The site in the northern city of Ayodhya, where construction of the temple is nearing completion, was bitterly contested for decades by Hindus and Muslims who claimed it.
India’s Hindu majority say the site was the birthplace of Lord Ram, and that it was sacred to them long before Muslim Mughals razed a temple at the site and built the Babri mosque there in 1528.
A Hindu mob destroyed the mosque in 1992, sparking riots that killed about 2,000 people across India, most of them Muslims.
Building a Ram temple at the site has been a central campaign issue of Prime Minister Narendra Modi’s Hindu nationalist Bharatiya Janata Party (BJP) for more than three decades.
Hindu and Muslim groups have fought over ownership of the site through Indian courts. In 2019, the Supreme Court handed over the land to Hindus and ordered allotment of a separate plot to Muslims.
Muslim groups were unhappy with the verdict, but said they would accept it “with humility.”
Nripendra Misra, president of the Shri Ramjanmabhoomi Temple Construction Committee, said the ground floor of the temple will be ready in December and devotees will be able to pray after the idol of Lord Ram is shifted there in January.
Modi was invited to the conclusion of priests’ prayers in late January, which will mark the inauguration of the temple, said Misra, a retired bureaucrat who was Modi’s principal secretary or chief of staff until 2019, before moving to the independent construction of the temple. panel.
“It will be good if the prime minister is present,” Misra said.
Indian engineering giant Larsen and Toubro is building the temple on a 2.67-acre (1.08-hectare) site within a 70-acre (28.33-hectare) complex, Misra said, adding that the second and final phase would be completed in December 2025.
The project is estimated to cost 15 billion rupees ($181 million) and is funded entirely by donations from 40 million resident Indians totaling more than 30 billion rupees, he said.
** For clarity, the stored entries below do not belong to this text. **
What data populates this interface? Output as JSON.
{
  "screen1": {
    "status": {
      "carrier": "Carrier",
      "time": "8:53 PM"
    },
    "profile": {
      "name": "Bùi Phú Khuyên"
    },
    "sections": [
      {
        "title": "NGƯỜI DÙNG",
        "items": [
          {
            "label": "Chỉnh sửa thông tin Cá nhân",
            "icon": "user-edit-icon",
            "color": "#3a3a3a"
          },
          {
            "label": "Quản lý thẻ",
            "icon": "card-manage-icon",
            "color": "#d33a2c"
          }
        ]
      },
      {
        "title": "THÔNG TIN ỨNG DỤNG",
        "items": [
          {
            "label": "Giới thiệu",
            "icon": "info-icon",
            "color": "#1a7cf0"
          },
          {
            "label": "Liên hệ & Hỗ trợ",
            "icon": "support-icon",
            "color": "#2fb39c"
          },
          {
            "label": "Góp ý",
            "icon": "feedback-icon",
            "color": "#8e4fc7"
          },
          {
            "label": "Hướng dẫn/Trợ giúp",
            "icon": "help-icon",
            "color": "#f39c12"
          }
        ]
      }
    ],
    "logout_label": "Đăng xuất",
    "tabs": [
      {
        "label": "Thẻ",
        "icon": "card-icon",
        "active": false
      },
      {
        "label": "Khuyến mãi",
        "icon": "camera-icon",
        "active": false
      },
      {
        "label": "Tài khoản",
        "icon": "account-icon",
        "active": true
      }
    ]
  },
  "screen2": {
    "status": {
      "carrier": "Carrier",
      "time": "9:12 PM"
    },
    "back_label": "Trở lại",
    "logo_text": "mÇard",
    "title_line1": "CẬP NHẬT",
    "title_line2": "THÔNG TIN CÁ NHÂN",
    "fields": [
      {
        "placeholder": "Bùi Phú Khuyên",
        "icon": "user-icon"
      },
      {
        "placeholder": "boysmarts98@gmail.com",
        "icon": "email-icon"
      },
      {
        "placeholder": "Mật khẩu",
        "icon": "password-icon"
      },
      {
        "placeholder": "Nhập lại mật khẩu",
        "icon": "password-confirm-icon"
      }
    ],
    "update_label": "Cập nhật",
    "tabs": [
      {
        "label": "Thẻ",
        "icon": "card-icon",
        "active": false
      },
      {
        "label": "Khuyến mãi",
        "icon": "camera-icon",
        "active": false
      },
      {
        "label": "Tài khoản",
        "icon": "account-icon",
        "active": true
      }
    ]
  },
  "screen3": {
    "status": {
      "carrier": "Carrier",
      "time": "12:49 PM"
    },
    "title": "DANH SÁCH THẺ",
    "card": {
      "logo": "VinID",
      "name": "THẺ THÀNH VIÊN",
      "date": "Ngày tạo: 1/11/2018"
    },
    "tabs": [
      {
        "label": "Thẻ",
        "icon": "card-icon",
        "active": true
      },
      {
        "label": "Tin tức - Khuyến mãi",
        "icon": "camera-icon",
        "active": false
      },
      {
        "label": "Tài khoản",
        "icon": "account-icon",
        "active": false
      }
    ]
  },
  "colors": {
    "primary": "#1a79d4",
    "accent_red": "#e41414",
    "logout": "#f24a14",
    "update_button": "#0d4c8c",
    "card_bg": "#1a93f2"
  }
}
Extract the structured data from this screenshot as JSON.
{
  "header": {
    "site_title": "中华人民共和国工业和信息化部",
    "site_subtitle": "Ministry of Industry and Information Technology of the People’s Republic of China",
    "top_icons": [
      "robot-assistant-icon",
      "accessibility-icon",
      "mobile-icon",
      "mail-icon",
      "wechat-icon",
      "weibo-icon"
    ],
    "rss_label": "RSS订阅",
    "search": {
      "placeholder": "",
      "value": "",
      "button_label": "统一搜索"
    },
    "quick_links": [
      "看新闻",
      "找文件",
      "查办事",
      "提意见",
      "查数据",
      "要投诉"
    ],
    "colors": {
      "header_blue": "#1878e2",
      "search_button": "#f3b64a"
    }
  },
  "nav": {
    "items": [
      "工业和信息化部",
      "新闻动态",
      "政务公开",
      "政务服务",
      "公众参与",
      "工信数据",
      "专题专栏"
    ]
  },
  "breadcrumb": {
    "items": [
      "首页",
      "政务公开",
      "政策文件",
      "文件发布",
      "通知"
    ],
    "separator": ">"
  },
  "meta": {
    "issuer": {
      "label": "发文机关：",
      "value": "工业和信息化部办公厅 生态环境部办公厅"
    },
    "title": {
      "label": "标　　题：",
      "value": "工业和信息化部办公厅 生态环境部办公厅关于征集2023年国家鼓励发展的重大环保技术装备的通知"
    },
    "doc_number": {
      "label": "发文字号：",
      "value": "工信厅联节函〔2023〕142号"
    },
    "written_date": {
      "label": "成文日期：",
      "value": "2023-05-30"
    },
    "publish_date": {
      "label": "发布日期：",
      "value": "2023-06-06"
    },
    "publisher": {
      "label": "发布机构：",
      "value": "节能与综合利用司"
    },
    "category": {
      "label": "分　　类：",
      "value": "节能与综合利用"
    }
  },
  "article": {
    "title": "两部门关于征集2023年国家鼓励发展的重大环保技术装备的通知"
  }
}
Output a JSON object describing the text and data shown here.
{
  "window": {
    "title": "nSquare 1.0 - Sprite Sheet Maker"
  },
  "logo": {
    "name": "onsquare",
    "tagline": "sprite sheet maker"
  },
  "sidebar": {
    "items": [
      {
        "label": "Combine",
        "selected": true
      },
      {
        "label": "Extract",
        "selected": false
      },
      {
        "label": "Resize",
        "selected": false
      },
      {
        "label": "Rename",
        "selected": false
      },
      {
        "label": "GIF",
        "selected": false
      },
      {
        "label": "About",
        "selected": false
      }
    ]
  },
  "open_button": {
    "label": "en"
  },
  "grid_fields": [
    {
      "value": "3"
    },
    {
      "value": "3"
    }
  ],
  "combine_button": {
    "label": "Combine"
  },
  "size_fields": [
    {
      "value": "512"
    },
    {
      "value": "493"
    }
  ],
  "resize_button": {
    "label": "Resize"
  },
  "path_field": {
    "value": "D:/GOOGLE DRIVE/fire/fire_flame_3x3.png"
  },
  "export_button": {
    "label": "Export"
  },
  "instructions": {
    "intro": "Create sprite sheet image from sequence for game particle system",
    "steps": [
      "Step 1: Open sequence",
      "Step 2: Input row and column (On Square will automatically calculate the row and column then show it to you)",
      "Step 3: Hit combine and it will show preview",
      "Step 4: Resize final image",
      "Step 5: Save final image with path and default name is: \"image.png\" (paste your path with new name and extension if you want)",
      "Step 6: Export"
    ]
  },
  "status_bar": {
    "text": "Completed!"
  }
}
About 100,000 devotees are expected to visit the temple daily during the first few months, he added.
BJP leaders and analysts have said the opening of the temple is expected to boost the party’s fortunes in the general elections scheduled for May 2024, when Modi will seek a third term.
When asked if the timing of the opening is related to the elections, Misra replied: “It has nothing to do with the political elections. This was decided in 2020.”